Dave Rempis/Avreeayl Ra - Bennu

The Free Jazz Collective 90

By Fotis Nikolakopoulos

Reading about Bennu on the Aerophonic Recods site, there’s this, full of symbolism, phrase “out of nothing, something” which (don’t want to spoil anything, you can read the whole thing there), in a few words implies how out of the stillness of Covid dystopia, Bennu was produced. That is true in fact but I would rather disagree about this stillness, a void maybe, of nothing. Forged alliances, networks of people worked and stayed strong in many ways during those hard times for all us of who do not belong in the financial elite of this world.

One of those ongoing relationships is this between Dave Rempis (here on tenor and alto sax) and Avreeayl Ra (on drums, percussion and vocals) who have been working together in different formations, in and out, for over a decade now. Thinking about that, their mutual and shared experiences as musicians is when this “nothing” materializes more. We might be thankful of the internet and the choices it provides but it can’t offer the pragmatic possibilities of the face to face, real time meetings and exchanges of humans.

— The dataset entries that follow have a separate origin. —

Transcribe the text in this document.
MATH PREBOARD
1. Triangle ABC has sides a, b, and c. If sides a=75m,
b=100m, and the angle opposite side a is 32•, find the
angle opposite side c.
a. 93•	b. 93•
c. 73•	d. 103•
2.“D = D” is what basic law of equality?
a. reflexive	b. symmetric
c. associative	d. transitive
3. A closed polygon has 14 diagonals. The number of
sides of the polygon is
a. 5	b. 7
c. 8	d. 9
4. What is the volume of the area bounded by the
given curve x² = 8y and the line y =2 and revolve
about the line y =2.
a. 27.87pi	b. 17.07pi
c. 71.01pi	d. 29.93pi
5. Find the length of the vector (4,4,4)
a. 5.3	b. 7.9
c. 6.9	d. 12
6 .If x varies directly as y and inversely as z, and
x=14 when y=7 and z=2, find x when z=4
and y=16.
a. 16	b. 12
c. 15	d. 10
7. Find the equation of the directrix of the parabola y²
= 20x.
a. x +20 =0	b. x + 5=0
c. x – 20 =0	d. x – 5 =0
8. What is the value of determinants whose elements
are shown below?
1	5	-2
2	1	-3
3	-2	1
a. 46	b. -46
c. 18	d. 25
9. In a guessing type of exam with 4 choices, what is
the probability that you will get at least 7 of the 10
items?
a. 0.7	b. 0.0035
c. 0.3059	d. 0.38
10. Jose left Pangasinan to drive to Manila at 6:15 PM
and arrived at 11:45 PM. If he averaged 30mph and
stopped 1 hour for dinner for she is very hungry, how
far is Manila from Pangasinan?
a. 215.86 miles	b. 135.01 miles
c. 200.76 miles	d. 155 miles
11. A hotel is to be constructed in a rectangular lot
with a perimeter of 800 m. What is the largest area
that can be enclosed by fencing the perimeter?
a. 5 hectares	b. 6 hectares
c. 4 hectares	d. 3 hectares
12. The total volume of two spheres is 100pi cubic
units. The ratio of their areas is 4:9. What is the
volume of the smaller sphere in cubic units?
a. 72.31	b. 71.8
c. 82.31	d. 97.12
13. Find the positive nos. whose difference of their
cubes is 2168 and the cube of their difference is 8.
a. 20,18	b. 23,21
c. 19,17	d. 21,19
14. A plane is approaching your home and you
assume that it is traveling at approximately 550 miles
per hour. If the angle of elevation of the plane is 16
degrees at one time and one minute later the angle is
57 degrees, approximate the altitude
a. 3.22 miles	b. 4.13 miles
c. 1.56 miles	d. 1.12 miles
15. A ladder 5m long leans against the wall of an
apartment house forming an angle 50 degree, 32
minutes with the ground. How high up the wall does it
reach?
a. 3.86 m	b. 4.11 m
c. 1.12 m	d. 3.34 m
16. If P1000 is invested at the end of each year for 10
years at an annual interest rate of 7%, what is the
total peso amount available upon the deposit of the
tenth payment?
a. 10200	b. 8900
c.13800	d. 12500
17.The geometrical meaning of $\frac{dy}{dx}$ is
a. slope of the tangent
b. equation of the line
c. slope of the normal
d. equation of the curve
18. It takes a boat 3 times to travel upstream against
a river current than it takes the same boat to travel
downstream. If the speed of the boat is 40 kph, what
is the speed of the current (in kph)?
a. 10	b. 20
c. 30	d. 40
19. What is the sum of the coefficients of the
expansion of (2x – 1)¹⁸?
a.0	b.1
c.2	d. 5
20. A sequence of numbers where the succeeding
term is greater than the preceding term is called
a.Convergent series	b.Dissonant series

Having played together and recorded, plus the need for all these that the current situation has taken away, make Bennu crucial and quite edgy. Slowly building from the first bluesy notes of Rempis’ sax on the first track, 'Persea,' through the different, out of the blue, climaxes on all three tracks of this vinyl only release, up to the rhythmic barrage of the final track, 'Divisions of Time,' it seemed to me that the thread of all this was, “let’s play freely together and see where that takes us”.

Having listened to a lot of Rempis’s and Aerophonic’s recordings, I must admit that Bennu seems it has delved into Coltranesque territory more than anything else before it, especially the one covered through iconic releases like Interstellar Space. All three tracks are full of surprises. Melody and a direct relation to free jazz’s tradition has its place, but at the same time Ra sounds like a polymath of rhythmic of rhythmic diversities. A propeller of newly discovered drum sounds that the sax has to follow, compete or relate. And it does actually.

Rempis has, by now, worked with so many people of the highest order in contemporary free jazz and improv fields (and I’m not talking about technically per se, but mostly those who risk pushing the envelope a bit further). The experience and willingness to try out more, makes him quite able to follow the path opened by Ra’s playing.